Photo: StanleyFormanphotos.com, Pulitzer Prize 1977, “The Soiling of Old Glory”
The Avoidable Crisis is a project conducted by the Emerson College Journalism Department. Three journalism students, one recent graduate and two faculty members researched Boston’s busing crisis during Summer 2014. Over a three month period, the team examined 5,000 documents, including articles, books and reports. Five hundred artifacts spanning 1958–2012 were outlined and cataloged in an effort to thoroughly consider a tumultuous period of the city’s history. The result is five personal stories and a timeline of the nation’s most expansive court-ordered school desegregation.
The Student: Surrounded by racial violence both at Charlestown High and at home, a teenager takes a courageous step and becomes responsible for her own education.
The Master: A victim of the segregated South spends his life’s work tearing apart educational inequity, starting in Boston.
The Insider: An All-American athlete of South Boston High School struggles to keep his alma mater open and ascends to political prominence.

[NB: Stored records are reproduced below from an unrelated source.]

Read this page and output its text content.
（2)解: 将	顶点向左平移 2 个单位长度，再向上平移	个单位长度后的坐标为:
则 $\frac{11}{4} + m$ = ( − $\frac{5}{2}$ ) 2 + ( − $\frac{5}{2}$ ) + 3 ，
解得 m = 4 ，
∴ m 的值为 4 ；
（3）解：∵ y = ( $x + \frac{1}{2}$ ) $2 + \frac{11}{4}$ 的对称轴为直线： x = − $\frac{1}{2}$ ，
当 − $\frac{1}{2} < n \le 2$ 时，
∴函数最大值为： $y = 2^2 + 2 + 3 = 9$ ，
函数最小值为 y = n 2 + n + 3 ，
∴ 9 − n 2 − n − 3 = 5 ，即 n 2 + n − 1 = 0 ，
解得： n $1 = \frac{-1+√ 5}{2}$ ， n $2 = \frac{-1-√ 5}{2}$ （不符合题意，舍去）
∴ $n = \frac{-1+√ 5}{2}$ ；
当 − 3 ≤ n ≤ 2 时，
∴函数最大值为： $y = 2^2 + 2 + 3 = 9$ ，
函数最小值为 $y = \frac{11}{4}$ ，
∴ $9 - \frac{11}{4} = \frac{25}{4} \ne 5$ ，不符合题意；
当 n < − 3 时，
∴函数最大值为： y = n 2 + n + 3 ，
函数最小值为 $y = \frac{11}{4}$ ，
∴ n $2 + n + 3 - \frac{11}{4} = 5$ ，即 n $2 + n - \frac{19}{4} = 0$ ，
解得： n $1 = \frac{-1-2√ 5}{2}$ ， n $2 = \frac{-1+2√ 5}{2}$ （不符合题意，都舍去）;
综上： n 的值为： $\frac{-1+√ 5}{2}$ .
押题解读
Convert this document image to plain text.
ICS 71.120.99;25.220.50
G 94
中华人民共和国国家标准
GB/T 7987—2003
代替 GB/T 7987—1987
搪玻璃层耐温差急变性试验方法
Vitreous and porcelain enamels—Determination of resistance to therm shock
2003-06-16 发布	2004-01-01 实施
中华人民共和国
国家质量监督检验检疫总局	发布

The Headmaster: South Boston’s High School builds a series of innovative programs under court protection. But, the situation quickly descends the moment an elected School Committee takes control.
The Outsider: A beating in City Hall Plaza turns a son of Harlem into a symbol of racial violence and a prominent voice that leads Boston out of the busing era.
The Timeline: Read about the chain of events that brought chaos to Boston’s schools.
Spare Change News Editor-in-Chief Adam Sennott was a member of the project and approached Emerson College this past fall about publishing it. Though it sat on ice for nearly two years, The Avoidable Crisis Project takes a much needed look back into one of the most tumultuous periods Boston has ever known.
Spare Change News is proud to publish The Avoidable Crisis Project and hopes to run similar projects in the future.